WASHINGTON - One of the biggest complaints about the new federal health care law has been that it could lead employers to hire part-time and temporary workers to avoid providing insurance.
So far, it's not happening. Despite impending new health care requirements for full-timers, the percentage of openings labeled "temporary or seasonal" in Minnesota was the same in the first six months of 2012 as it was in the first six months of 2008, according to state data.
"It clearly makes a good talking point for people who want to create fear and anxiety about the Affordable Care Act," said Washington and Lee University law Prof. Tim Jost, one of the country's leading experts on the new law. "But I think it is largely untrue."
The suggestion that employers are headed toward larger part-time and temporary work forces, one often leveled by conservative critics of the health care law, is based on surveys like one by the human resources consulting company Mercer.
A July 2012 Mercer survey of 1,215 businesses found that 149, or 12 percent, of them were likely to have fewer employees work more than 30 hours a week. Generally, employees working fewer than 30 hours a week or fewer than 90 days are not covered by the health care law.

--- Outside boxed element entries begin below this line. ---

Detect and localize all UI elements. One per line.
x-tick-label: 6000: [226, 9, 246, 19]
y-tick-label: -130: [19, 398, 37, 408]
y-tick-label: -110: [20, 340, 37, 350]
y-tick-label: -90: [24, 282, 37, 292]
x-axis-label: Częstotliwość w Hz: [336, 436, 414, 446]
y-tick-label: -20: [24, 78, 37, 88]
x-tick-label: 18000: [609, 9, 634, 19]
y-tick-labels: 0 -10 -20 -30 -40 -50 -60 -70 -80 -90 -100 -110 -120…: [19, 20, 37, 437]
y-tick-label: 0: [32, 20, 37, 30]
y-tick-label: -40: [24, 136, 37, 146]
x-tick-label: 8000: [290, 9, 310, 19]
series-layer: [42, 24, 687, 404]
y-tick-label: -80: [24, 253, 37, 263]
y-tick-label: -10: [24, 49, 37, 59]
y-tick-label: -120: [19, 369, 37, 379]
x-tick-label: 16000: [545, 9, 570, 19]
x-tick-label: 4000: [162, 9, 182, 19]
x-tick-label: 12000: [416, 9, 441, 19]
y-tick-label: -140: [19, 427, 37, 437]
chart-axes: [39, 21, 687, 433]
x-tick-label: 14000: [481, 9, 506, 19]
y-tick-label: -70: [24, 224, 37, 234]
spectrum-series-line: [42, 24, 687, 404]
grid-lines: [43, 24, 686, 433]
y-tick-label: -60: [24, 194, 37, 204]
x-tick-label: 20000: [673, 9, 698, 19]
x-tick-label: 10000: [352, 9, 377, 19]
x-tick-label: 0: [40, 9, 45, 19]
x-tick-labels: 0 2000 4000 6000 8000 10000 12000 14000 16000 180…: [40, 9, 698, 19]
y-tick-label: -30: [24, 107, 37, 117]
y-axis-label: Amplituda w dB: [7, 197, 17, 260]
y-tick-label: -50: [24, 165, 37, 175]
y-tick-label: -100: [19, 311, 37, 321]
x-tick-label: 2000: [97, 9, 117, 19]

Isolated incidents also have been reported, such as a decision by the Community College of Allegheny County, Pa., to cap the hours of temporary part-time employees, including adjunct professors, at 25 hours a week.
But most experts say the collective impact won't be measurable for a few years because many provisions of the law do not take effect until January 2014.
Ameriprise Financial senior economist Russell Price said it is too soon to judge. "It will be limited to certain industries, like restaurants and retail," he said. "But overall the economy is improving and should pick up in 2013."